Abstract:
One of the most important financial decision to be made by the organizations is related to
their dividend policy. There are different factors that affect the dividend policy such as firm
size, financial leverage, profitability, growth opportunities and the ownership structure. Most
firms retain the excessive cash for business expansion purpose. That is why market-to-ratio
gives an inverse relationship with dividend payout because firms rely on internal source of
funds. Similar is the case with leverage and firm size, the more the liabilities of larger firms
the more they are willing to retain their free cash flows. On other hand, profitability ratios
have a positive impact on dividend policy because the more profitable the firm is, more likely
it is to pay dividends to its shareholders. The main purpose of paying dividends is to attract
more investors so that the firm can maintain a good repute in the market. If the firm is not
giving dividends, the foremost signal received by the market about such firm is that it is
unsure about its future cash flows. Which eventually makes this a “highly risky firm”’.

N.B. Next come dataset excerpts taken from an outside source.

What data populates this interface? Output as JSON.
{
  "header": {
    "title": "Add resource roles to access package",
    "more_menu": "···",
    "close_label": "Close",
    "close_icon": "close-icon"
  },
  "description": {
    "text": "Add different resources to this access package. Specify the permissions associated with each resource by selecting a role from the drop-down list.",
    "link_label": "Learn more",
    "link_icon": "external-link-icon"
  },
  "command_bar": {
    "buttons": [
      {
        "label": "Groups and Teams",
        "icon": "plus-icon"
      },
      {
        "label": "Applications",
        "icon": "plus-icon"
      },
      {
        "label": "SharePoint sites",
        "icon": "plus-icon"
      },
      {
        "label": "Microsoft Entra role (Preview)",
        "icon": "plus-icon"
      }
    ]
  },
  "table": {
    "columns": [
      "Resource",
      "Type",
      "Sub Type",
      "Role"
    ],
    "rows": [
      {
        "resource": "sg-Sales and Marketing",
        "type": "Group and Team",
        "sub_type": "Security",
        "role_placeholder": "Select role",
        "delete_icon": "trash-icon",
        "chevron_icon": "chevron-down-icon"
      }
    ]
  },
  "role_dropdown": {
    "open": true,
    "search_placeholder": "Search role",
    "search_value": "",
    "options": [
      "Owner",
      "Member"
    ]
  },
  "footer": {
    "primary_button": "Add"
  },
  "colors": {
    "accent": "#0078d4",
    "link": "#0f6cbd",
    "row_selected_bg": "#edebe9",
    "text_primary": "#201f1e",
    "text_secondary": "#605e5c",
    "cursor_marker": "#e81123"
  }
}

This research is emphasizing on the determinants of corporate dividend policy. This
policy plays a greater importance in making a decision about a firms well being. Each firm
has its own financial limitations and restrictions when it is making the policy regarding
dividend payout. The objective of this study is to find the most significant determinants of
dividend policy of firms in different sectors of economy in Pakistan. The relevance of these
significant determinants of dividend policy helps to make the final decisions regarding
policies in other areas. The data for the study is taken from published resources of State Bank
of Pakistan and Karachi Stock Exchange (KSE) for the period 2005 till 2010. The sample size
was seventy five companies listed at KSE.